Trevor: Another article I came across had the audacity to say, “By considering factors such as your interests, travel dates, and budget, JourneyGenie creates optimized itineraries, suggests the best routes, and provides real-time travel information, making your journey seamless and stress-free.”

Prompt: What an A.I. travel agent would think the perfect beach looked like.

I prompted JourneyGenie for a three day family holiday in Siem Reap that gave no consideration that children might not want to eat dinner at 830pm on arrival day (let alone any day). Day 2 gave a vague suggestion that was essentially useless (Tonle Sap lake), gave a time-wasting suggesting to do the Angkor zip line today instead of yesterday when we were at Angkor Wat in the morning, and then suggested a closed restaurant for dinner. 

SCOTT: There are a host of these out there that recommend, give maps, manage your money, etc. A Travel Massif piece recently had a bunch of apps that can help you plan and decide via videos/photos, put you in touch with travel planners, map out the tripo, etc, but I think this stuff will get you started and dreaming but that’s where it will top out for a bit. There’s going to have to be a massive breakthrough in this and it’s likely going to be a Google or Microsoft that can do it but it will take time. Again boring travelers to the main stuff to make an instagram – yes.

Trevor: All that said, I’d argue AI could be better than humans. Take Patong, not in the top 50 of Thailand IMO. An AI travel app could refine your perfect beach search. “An isolated beach with pristine white sand on an island with no cars. A resort within walking distance to a variety of bars and restaurants that has a private beach where the water offshore is deep, clean, and offers excellent snorkeling.” Maybe that would steer you to Phayam instead of Patong. AI has a lot of data at it’s disposal, so I bet it could get real good at this really quickly. Most likely as A TOOL FOR PROFESSIONALS more so than a replacement of them –not that a lot of travel “professionals” know that much about the destinations they’re selling either.  

A.I. prompt: “A person using A.I. on their smart phone to plan a vacation”

3. AI as A TOOL FOR PROFESSIONALS

Could AI Replace Travel Agents?
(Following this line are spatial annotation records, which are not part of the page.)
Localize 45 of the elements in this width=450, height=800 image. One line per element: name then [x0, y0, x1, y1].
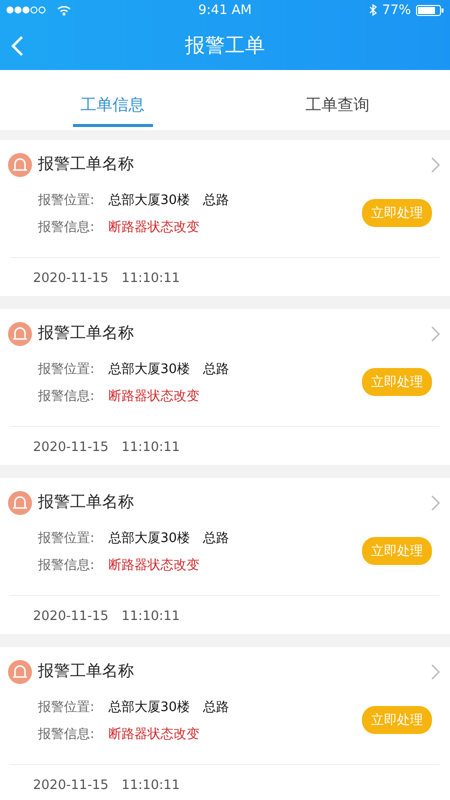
order-time: 2020-11-15 11:10:11 [33, 271, 180, 286]
chevron-icon [431, 156, 440, 173]
chevron-icon [431, 664, 440, 680]
order-title: 报警工单名称 [38, 154, 135, 176]
bluetooth-icon [369, 4, 378, 16]
battery-percent: 77% [382, 2, 411, 18]
field-label: 报警位置: [38, 360, 94, 378]
field-label: 报警位置: [38, 530, 94, 547]
status-time: 9:41 AM [198, 2, 252, 18]
chevron-icon [431, 494, 440, 511]
field-label: 报警信息: [38, 556, 94, 574]
tab[interactable]: 工单信息 [0, 70, 225, 130]
alarm-info-value: 断路器状态改变 [108, 726, 200, 743]
alarm-info-value: 断路器状态改变 [108, 388, 200, 405]
alarm-info-value: 断路器状态改变 [108, 556, 200, 574]
order-title: 报警工单名称 [38, 323, 135, 344]
field-label: 报警位置: [38, 698, 94, 716]
order-time: 2020-11-15 11:10:11 [33, 440, 180, 455]
order-time: 2020-11-15 11:10:11 [33, 778, 180, 793]
alarm-icon [8, 322, 32, 346]
alarm-icon [8, 152, 32, 177]
tab[interactable]: 工单查询 [225, 70, 450, 130]
page-title: 报警工单 [185, 32, 265, 58]
order-card[interactable]: 报警工单名称 报警位置: 总部大厦30楼 总路 报警信息: 断路器状态改变 立即处理 2020-11-15 11:10:11 [0, 647, 450, 800]
back-icon[interactable] [10, 35, 24, 57]
alarm-icon [8, 660, 32, 684]
location-value: 总部大厦30楼 总路 [108, 530, 229, 547]
field-label: 报警信息: [38, 388, 94, 405]
battery-icon [416, 4, 444, 16]
location-value: 总部大厦30楼 总路 [108, 360, 229, 378]
wifi-icon [57, 4, 71, 16]
order-title: 报警工单名称 [38, 661, 135, 682]
alarm-icon [8, 490, 32, 515]
field-label: 报警位置: [38, 192, 94, 209]
field-label: 报警信息: [38, 218, 94, 236]
field-label: 报警信息: [38, 726, 94, 743]
order-card[interactable]: 报警工单名称 报警位置: 总部大厦30楼 总路 报警信息: 断路器状态改变 立即处理 2020-11-15 11:10:11 [0, 478, 450, 634]
chevron-icon [431, 326, 440, 342]
location-value: 总部大厦30楼 总路 [108, 192, 229, 209]
order-time: 2020-11-15 11:10:11 [33, 609, 180, 624]
order-card[interactable]: 报警工单名称 报警位置: 总部大厦30楼 总路 报警信息: 断路器状态改变 立即处理 2020-11-15 11:10:11 [0, 309, 450, 465]
location-value: 总部大厦30楼 总路 [108, 698, 229, 716]
alarm-info-value: 断路器状态改变 [108, 218, 200, 236]
order-card[interactable]: 报警工单名称 报警位置: 总部大厦30楼 总路 报警信息: 断路器状态改变 立即处理 2020-11-15 11:10:11 [0, 140, 450, 296]
order-title: 报警工单名称 [38, 492, 135, 514]
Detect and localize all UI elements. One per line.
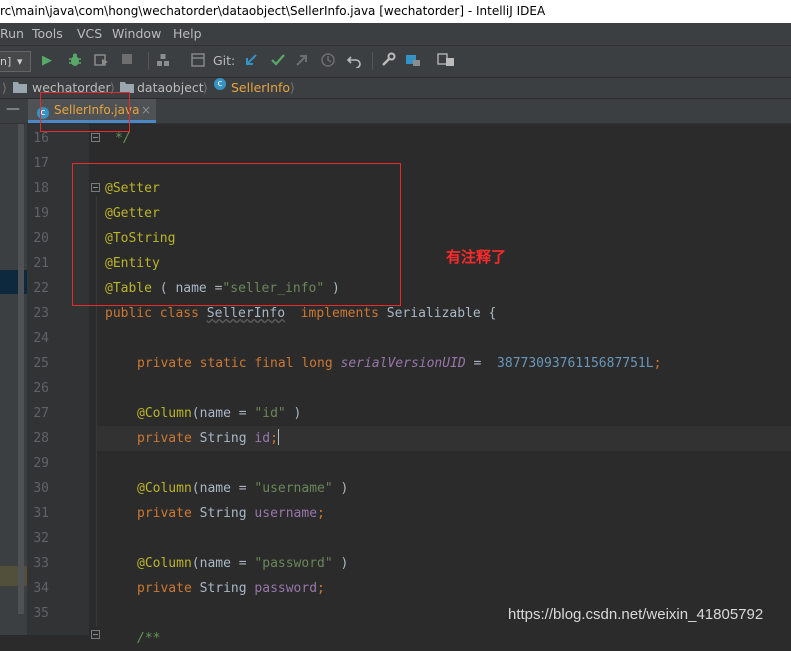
line-number: 33 [33,556,49,571]
code-line: 31 private String username; [27,501,791,526]
line-number: 23 [33,306,49,321]
stop-icon[interactable] [120,52,134,70]
field-declaration: private String id; [137,429,279,446]
line-number: 21 [33,256,49,271]
toolbar-separator [372,52,373,70]
breadcrumb-class[interactable]: SellerInfo [231,78,290,98]
menu-run[interactable]: Run [0,23,24,45]
code-line: 33 @Column(name = "password" ) [27,551,791,576]
line-number: 27 [33,406,49,421]
code-line: 26 [27,376,791,401]
serial-version-field: private static final long serialVersionU… [137,356,662,371]
coverage-icon[interactable] [93,52,109,70]
line-number: 17 [33,156,49,171]
window-title: rc\main\java\com\hong\wechatorder\dataob… [0,0,791,23]
line-number: 32 [33,531,49,546]
menu-bar: Run Tools VCS Window Help [0,23,791,45]
run-config-label: n] [0,55,12,68]
chevron-down-icon: ▾ [17,55,23,68]
vcs-push-icon[interactable] [294,52,310,70]
text-cursor [277,429,279,445]
line-number: 29 [33,456,49,471]
doc-comment-start: /** [137,631,161,646]
column-annotation: @Column(name = "password" ) [137,556,349,571]
git-label: Git: [213,53,236,68]
debug-icon[interactable] [67,52,83,70]
highlight-box-tab [40,92,130,132]
line-number: 22 [33,281,49,296]
highlight-box-annotations [72,163,401,306]
line-number: 25 [33,356,49,371]
line-number: 19 [33,206,49,221]
column-annotation: @Column(name = "username" ) [137,481,349,496]
tool-window-strip [0,124,27,635]
breadcrumb-separator: ⟩ [2,80,7,95]
code-line: 24 [27,326,791,351]
revert-icon[interactable] [346,52,362,70]
menu-tools[interactable]: Tools [32,23,63,45]
watermark: https://blog.csdn.net/weixin_41805792 [508,606,764,623]
build-icon[interactable] [155,52,171,70]
code-line: 30 @Column(name = "username" ) [27,476,791,501]
breadcrumb-separator: ⟩ [203,80,208,95]
line-number: 35 [33,606,49,621]
toolbar: n] ▾ ▶ Git: [0,45,791,77]
field-declaration: private String username; [137,506,325,521]
code-line: 29 [27,451,791,476]
settings-wrench-icon[interactable] [380,52,396,70]
code-line: 27 @Column(name = "id" ) [27,401,791,426]
menu-help[interactable]: Help [173,23,202,45]
history-icon[interactable] [320,52,336,70]
line-number: 31 [33,506,49,521]
folder-icon [13,78,27,98]
sdk-icon[interactable] [437,52,455,70]
column-annotation: @Column(name = "id" ) [137,406,302,421]
code-line: 25 private static final long serialVersi… [27,351,791,376]
field-declaration: private String password; [137,581,325,596]
scrollbar-thumb[interactable] [18,124,24,614]
menu-vcs[interactable]: VCS [77,23,102,45]
line-number: 30 [33,481,49,496]
breadcrumb-package[interactable]: dataobject [137,78,204,98]
line-number: 26 [33,381,49,396]
code-line: 34 private String password; [27,576,791,601]
vcs-commit-icon[interactable] [270,52,286,70]
annotation-note: 有注释了 [446,248,507,266]
code-line: 16 */ [27,126,791,151]
code-line: 32 [27,526,791,551]
menu-window[interactable]: Window [112,23,161,45]
line-number: 20 [33,231,49,246]
line-number: 28 [33,431,49,446]
collapse-icon[interactable]: — [6,101,20,117]
line-number: 18 [33,181,49,196]
run-config-select[interactable]: n] ▾ [0,51,31,72]
fold-marker-icon[interactable] [91,133,100,142]
close-icon[interactable]: × [141,99,151,121]
project-structure-icon[interactable] [405,52,421,70]
toolbar-separator [148,52,149,70]
line-number: 24 [33,331,49,346]
structure-icon[interactable] [190,52,206,70]
run-icon[interactable]: ▶ [42,52,52,70]
code-line: /** [27,626,791,651]
vcs-update-icon[interactable] [243,52,259,70]
code-line: 28 private String id; [27,426,791,451]
breadcrumb-separator: ⟩ [290,80,295,95]
line-number: 34 [33,581,49,596]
Erika Richter, VP of Communications & Marketing at the American Society of Travel Advisors says in another article we discovered (LINK).

“If you want a top 10 list of things to do or places to stay, it can spit out those answers for you. But can it tell you which of those experiences are actually authentic?” Richter says.

Trevor: this one shocked me. According to a Forbes article, “More and more client transactions are taking place via chatbot. According to a TIDIO study… “Sixty-two percent admitted that they prefer to use an online chatbot service because it quickly can help them instead of waiting for an actual customer service representative to take their call.”

Now I hate waiting and I hate talking on the phone, but i have NEVER had a bot ever come close to any answer I’ve ever needed. Granted maybe ChatGPT is better (it’s unavailable in Cambodia), but I doubt it. I HATE chat bots. They just run you in circles.

SCOTT: As mentioned for the standard stuff – I think this is going to get a lot of people with standard charges for bookings, etc. But then again, people can google and book 90% on their own so an app or AI is going to have to have something compelling well beyond this to draw revenue. Let’s remember revenue will ultimately be needed to improve apps, their capability and AI’s.

Trevor: Maybe it’s good for people who want a standard, I’m going to Singapore for a long weekend and I’ve never been there: what are the things to do: I mean, most people are happy to do what everyone else does, no matter what they say. People ask me advice all the time but, ultimately, they just line up with the other sheep 99 times out of 100 when they tell me what they did afterwards. Maybe AI is great for herding the masses.